Zone 7 had been in its infancy when the first State Water Project deliveries were made in 1962, and it marked the beginning of sustainable groundwater management locally. Zone 7 initially used all of its early State Water Project deliveries to replenish the groundwater basin that had been over-pumped over the previous decades. Groundwater recharge using imported surface water supplies continued even after Zone 7’s treatment plants opened, and has been a critical component of Zone 7’s water resources management ever since.

Protecting the Groundwater Basin’s levels

The Tri-Valley’s main groundwater basin is the Livermore Valley Groundwater Basin. It has an estimated storage capacity of 250,000 acre-feet (an acre-foot is about 326,000 gallons, which is enough to supply water to two average households per year). To prevent overpumping, the basin is cooperatively managed by Zone 7 and its retailers so that even during multi-year droughts, groundwater levels do not drop below historic low levels of 130,000 acre-feet. This helps us ensure this important “savings account” is there when we need it and prevents subsidence.

A Long-Term Asset

Zone 7 is working to boost its surface-water treatment capacity so it can rely less on groundwater to meet demand in normal rainfall years. Nevertheless, the basin remains a critical component of reliability planning:

  • Through our future Chain of Lakes project, created from a series of abandoned gravel quarries between Livermore and Pleasanton, Zone 7 plans to increase groundwater recharge during wet years with imported water supplies.

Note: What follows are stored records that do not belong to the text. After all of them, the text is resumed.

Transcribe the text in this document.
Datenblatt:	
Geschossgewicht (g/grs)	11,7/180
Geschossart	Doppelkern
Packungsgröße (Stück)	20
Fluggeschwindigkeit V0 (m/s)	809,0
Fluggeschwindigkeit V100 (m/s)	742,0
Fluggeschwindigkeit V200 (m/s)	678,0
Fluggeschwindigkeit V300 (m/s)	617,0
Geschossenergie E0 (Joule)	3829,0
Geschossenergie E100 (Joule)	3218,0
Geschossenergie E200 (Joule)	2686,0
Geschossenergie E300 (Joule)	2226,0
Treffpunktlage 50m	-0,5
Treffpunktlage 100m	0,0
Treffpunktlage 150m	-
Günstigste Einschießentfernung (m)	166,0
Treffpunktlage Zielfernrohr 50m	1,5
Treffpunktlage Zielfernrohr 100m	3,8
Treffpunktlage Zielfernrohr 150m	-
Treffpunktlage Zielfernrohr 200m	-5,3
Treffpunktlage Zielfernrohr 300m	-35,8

  • As part of its Well Master Plan, the agency is planning new wells — two that came online in the Chain of Lakes area in 2010 — to ensure sufficient production during surface-water shortages.

How Water Banking Works

Think of water banking the same way you would think of your bank account. We put water into different accounts, but can transfer between them when necessary. The South Bay Aqueduct and State Water Project make this possible, essentially operating as an ATM. When we put a dollar into our savings account at the bank, then make a withdrawal from an ATM, we don’t get the exact same dollar out. Water banking works the same way. We can take water from the South Bay Aqueduct, but we can only take as much as have stored in our offsite water banks.

Our Offsite Banking Programs

Offsite Reservoir Banking

Our most readily available stored water resource outside Zone 7’s service area is San Luis Reservoir in Merced County. We have up to 40,000 acre-feet of storage capacity in this reservoir (depending on hydrology) and keep on average of 10,000 acre-feet annually to supplement our State Water Project allocation.

Offsite Groundwater Banking

Zone 7 also has groundwater-banking rights in Kern County, allowing us to store surplus state water supplies during wet years, and to draw upon when needed during a drought. We have 65,000 acre-feet of groundwater storage capacity in the Semitropic Water Storage District and another 120,000 acre-feet of capacity in the Cawelo Water District.